Bag. 12 ▪ Penyelidikan

1.1K 119 7
                                    

Rano bersama rekan-rekannya datang ke LPL. Dengan jaket hitam dan celana hitam serta kacamata hitam yang ia kenakan, dia terlihat arogan. Pertama kali datang ke sekolah ini membuat kesan tersendiri baginya. Menurutnya, sekolah ini unik dan belum ada sekolah seperti ini di seluruh dunia. Di balik profesinya sebagai detektif, ia terkenal sulit untuk memuji bakat atau suatu hasil yang tercipta dari pemikiran dan tangan orang lain. Semua hal di dunia ini menurutnya biasa saja. Tetapi kali ini, terselip kekaguman di hatinya terhadap bangunan yang belum terlalu lama berdiri di hadapannya ini.

Rano melepaskan kacamata hitamnya agar lebih leluasa melihat setiap detail bangunan luar LPL. Siapa arsitekturnya? pikirnya.

"Mr. Rano, silakan lewat sini."

Rano mengangguk sembari memasukkan kacamatanya ke saku jaket. Perlahan-lahan dia berjalan berdampingan bersama orang yang mempersilakannya menuju lorong satu.

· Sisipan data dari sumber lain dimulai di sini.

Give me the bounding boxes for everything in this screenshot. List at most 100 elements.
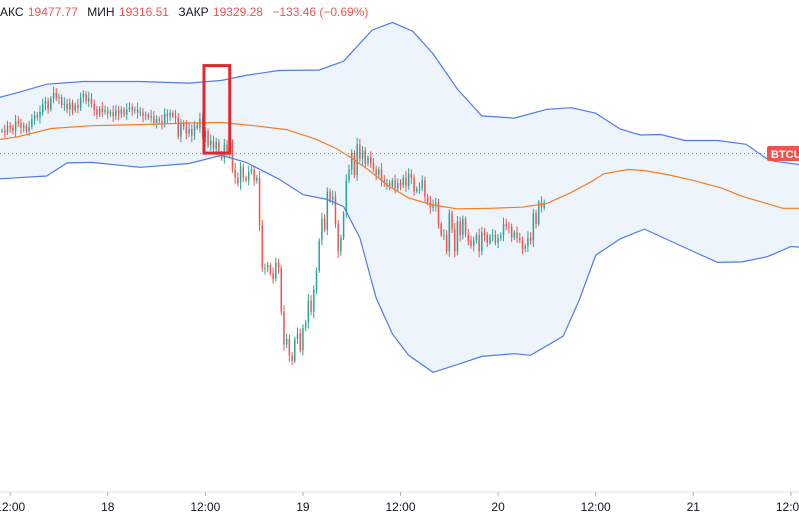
candle-body: [359, 144, 361, 159]
candle-body: [481, 232, 483, 252]
candle-body: [123, 109, 125, 115]
bollinger-lower-line: [0, 154, 799, 373]
candle-body: [264, 267, 266, 269]
candle-body: [9, 125, 11, 128]
candle-body: [275, 262, 277, 279]
candle-body: [285, 338, 288, 345]
candle-body: [55, 92, 57, 99]
candle-body: [218, 142, 220, 154]
bollinger-band-fill: [0, 22, 799, 373]
candle-body: [413, 177, 415, 192]
candle-body: [3, 130, 6, 133]
candle-body: [291, 355, 293, 361]
candle-body: [115, 110, 117, 116]
candle-body: [350, 153, 353, 170]
candle-body: [20, 123, 22, 128]
candle-body: [524, 246, 526, 249]
candle-body: [131, 107, 133, 111]
candle-body: [321, 218, 323, 241]
candle-body: [472, 240, 475, 246]
candle-body: [397, 183, 399, 189]
candle-body: [169, 112, 171, 117]
candle-body: [332, 196, 334, 200]
candle-body: [17, 121, 20, 123]
candle-body: [535, 213, 537, 225]
candle-body: [508, 226, 510, 228]
candle-body: [383, 180, 385, 184]
candle-body: [426, 196, 429, 203]
candle-body: [136, 109, 139, 113]
candle-body: [193, 124, 196, 136]
candle-body: [63, 103, 66, 105]
candle-body: [470, 240, 472, 246]
candle-body: [28, 126, 30, 132]
candle-body: [288, 338, 291, 356]
candle-body: [207, 131, 209, 145]
candle-body: [380, 169, 383, 181]
candle-body: [326, 191, 329, 230]
x-tick-label: 12:00: [190, 500, 220, 514]
candle-body: [334, 196, 337, 225]
candle-body: [112, 112, 114, 116]
candle-body: [66, 103, 68, 110]
candle-body: [172, 112, 174, 116]
candle-body: [407, 173, 410, 186]
candle-body: [532, 213, 535, 241]
candle-body: [505, 224, 507, 227]
candle-body: [280, 267, 282, 312]
candle-body: [540, 202, 543, 208]
candle-body: [491, 235, 494, 237]
candle-body: [74, 104, 76, 111]
candle-body: [163, 113, 166, 124]
candle-body: [47, 101, 49, 110]
candle-body: [90, 98, 93, 104]
candle-body: [234, 169, 236, 178]
candle-body: [294, 338, 296, 361]
candle-body: [424, 180, 426, 197]
close-label: ЗАКР: [178, 5, 209, 19]
candle-body: [510, 226, 513, 238]
candle-body: [12, 127, 14, 132]
candle-body: [483, 232, 486, 236]
candle-body: [258, 177, 261, 226]
candle-body: [475, 235, 478, 241]
change-value: −133.46 (−0.69%): [272, 5, 369, 19]
candle-body: [421, 180, 423, 189]
candle-body: [88, 98, 90, 102]
candle-body: [215, 142, 217, 149]
candle-body: [353, 153, 356, 175]
candle-body: [364, 150, 367, 164]
candle-body: [139, 112, 142, 114]
x-tick-label: 20: [491, 500, 505, 514]
candle-body: [478, 235, 480, 252]
candle-body: [212, 141, 215, 149]
x-tick-label: 12:00: [0, 500, 26, 514]
candle-body: [459, 221, 461, 236]
candle-body: [104, 110, 106, 113]
candle-body: [521, 240, 524, 249]
x-tick-label: 12:00: [581, 500, 611, 514]
candle-body: [82, 94, 85, 98]
candle-body: [210, 141, 212, 145]
candle-body: [456, 221, 459, 252]
candle-body: [435, 202, 437, 205]
candle-body: [155, 119, 158, 123]
candle-body: [1, 130, 3, 132]
candle-body: [44, 101, 47, 104]
close-value: 19329.28: [212, 5, 263, 19]
candle-body: [529, 237, 532, 241]
candle-body: [120, 109, 123, 114]
candle-body: [399, 183, 402, 185]
candle-body: [166, 113, 169, 117]
candle-body: [429, 202, 432, 208]
candle-body: [519, 237, 521, 241]
low-value: 19316.51: [118, 5, 169, 19]
candle-body: [451, 213, 453, 230]
candle-body: [372, 162, 375, 170]
candle-body: [226, 144, 228, 154]
candle-body: [50, 98, 52, 110]
candle-body: [527, 237, 529, 246]
candle-body: [60, 97, 63, 105]
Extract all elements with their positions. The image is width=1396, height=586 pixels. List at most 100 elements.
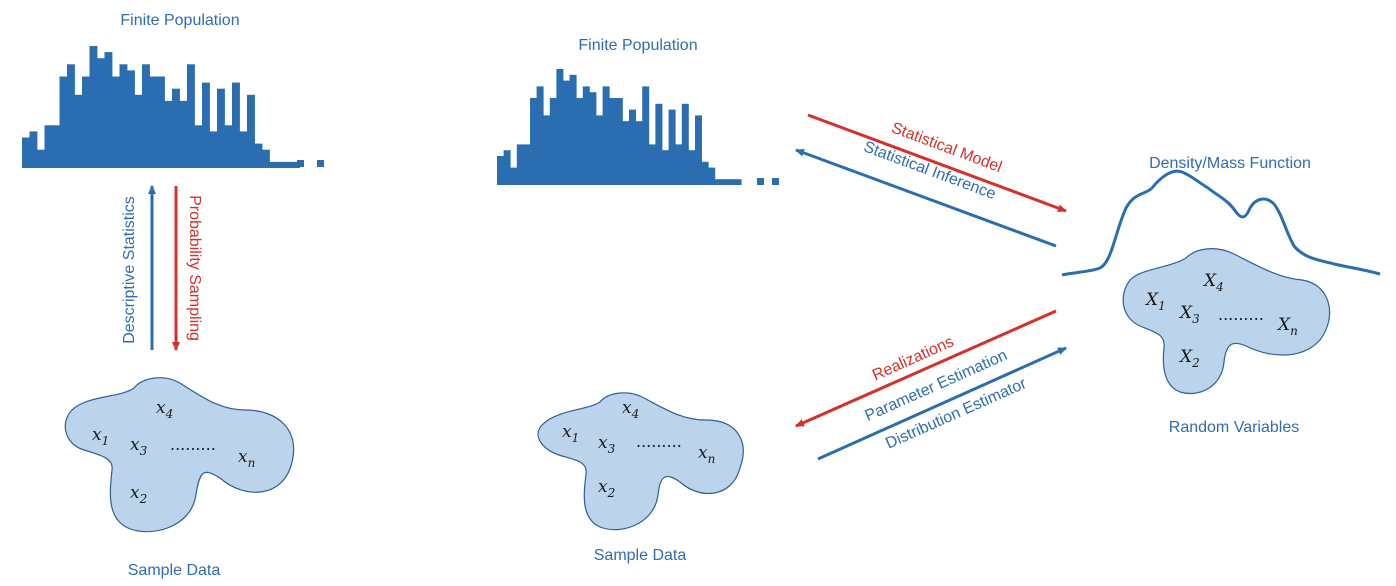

"Adakah yang aneh dengan bangunan ini?"

"Tidak. Sama sekali tidak ada kurasa. Aku hanya takjub." Rano tersenyum.

Iptu David menyenggol sedikit lengan Rano. "Hebat," katanya sembari tersenyum.

•••••••

Lawrence duduk di depan kelasnya. Kecurigaannya terhadap Felisa semakin kuat. Sekarang gadis 15 tahun itu menghilang. Dalam hatinya dia bertekad, bagaimanapun juga caranya, dia harus bisa menemukan Felisa. Tatapan mata gadis itu tak dapat dilupakan Lawrence. Tatapan dingin, dengan pupil coklat yang indah. Lawrence tiba-tiba tersenyum miring.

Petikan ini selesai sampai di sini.